Les « tornillos » sont des séismes volcaniques longue période d’une durée de plusieurs minutes dont l’amplitude décroît avec un « signal en forme de vis », d’où le nom qui leur a été donné. Ils représentent l’éclatement des roches encaissantes suite à l’augmentation de pression des fluides lors de la progression du magma dans la croûte.
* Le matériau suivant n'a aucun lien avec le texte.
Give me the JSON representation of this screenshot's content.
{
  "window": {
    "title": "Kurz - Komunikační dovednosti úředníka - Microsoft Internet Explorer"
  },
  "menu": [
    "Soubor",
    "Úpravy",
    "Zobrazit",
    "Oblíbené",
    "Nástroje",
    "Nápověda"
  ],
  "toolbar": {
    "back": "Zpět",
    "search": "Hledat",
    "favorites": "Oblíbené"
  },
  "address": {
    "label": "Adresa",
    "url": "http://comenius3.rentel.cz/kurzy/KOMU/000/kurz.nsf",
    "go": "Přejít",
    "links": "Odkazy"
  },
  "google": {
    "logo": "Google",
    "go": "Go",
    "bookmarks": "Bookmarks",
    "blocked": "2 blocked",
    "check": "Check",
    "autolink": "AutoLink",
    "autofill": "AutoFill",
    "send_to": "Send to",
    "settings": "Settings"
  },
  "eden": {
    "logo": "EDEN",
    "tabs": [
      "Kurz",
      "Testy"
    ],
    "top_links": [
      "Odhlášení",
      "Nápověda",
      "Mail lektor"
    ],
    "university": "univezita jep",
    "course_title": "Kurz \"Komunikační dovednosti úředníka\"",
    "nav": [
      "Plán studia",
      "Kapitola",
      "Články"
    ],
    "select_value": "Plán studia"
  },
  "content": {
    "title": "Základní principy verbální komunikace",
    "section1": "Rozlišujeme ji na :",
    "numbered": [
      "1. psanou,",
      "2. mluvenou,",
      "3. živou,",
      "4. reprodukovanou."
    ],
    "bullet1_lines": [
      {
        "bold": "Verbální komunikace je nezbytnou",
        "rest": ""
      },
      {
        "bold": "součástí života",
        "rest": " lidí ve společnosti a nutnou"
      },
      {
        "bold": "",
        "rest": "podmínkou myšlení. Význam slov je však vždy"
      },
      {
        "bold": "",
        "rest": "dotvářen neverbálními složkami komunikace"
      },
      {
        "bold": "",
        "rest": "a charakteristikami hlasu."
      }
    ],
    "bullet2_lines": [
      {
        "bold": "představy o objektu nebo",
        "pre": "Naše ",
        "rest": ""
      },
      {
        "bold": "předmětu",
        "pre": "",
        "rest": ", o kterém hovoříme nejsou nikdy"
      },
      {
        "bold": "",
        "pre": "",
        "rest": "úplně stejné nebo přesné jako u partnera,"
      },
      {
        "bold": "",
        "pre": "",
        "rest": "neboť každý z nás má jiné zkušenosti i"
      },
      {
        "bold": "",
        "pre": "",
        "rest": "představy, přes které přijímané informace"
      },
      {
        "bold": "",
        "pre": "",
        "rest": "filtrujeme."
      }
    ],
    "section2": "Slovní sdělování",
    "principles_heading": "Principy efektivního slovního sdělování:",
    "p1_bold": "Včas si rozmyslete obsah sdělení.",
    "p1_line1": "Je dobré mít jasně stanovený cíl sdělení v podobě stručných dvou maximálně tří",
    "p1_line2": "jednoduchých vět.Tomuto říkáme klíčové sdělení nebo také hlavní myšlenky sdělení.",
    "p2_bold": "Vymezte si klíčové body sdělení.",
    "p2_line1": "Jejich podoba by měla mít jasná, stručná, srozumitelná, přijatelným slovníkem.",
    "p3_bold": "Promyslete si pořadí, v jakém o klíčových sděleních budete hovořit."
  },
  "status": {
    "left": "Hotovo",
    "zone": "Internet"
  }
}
S’agissant du Galeras, on a remarqué qu’il y avait souvent une corrélation entre le nombre de « tornillos » pré-éruptifs et le volume de matériaux éjectés pendant l’éruption. Cela pourrait indiquer une relation entre le volume de magma présent durant l’intrusion et le nombre de « tornillos ». Ces signaux sismiques ont été repérés pour la première fois sur des volcans comme le Redoubt en Alaska ou le Nevado del Ruiz en Colombie. On les a, par la suite, identifiés sur le Mont St Helens avant l’éruption de 2004. On a reproché à Stanley Williams d’avoir ignoré leur présence sur le Galeras lors de l’explosion de 1993 qui a entraîné la mort de 6 scientifiques et 3 touristes.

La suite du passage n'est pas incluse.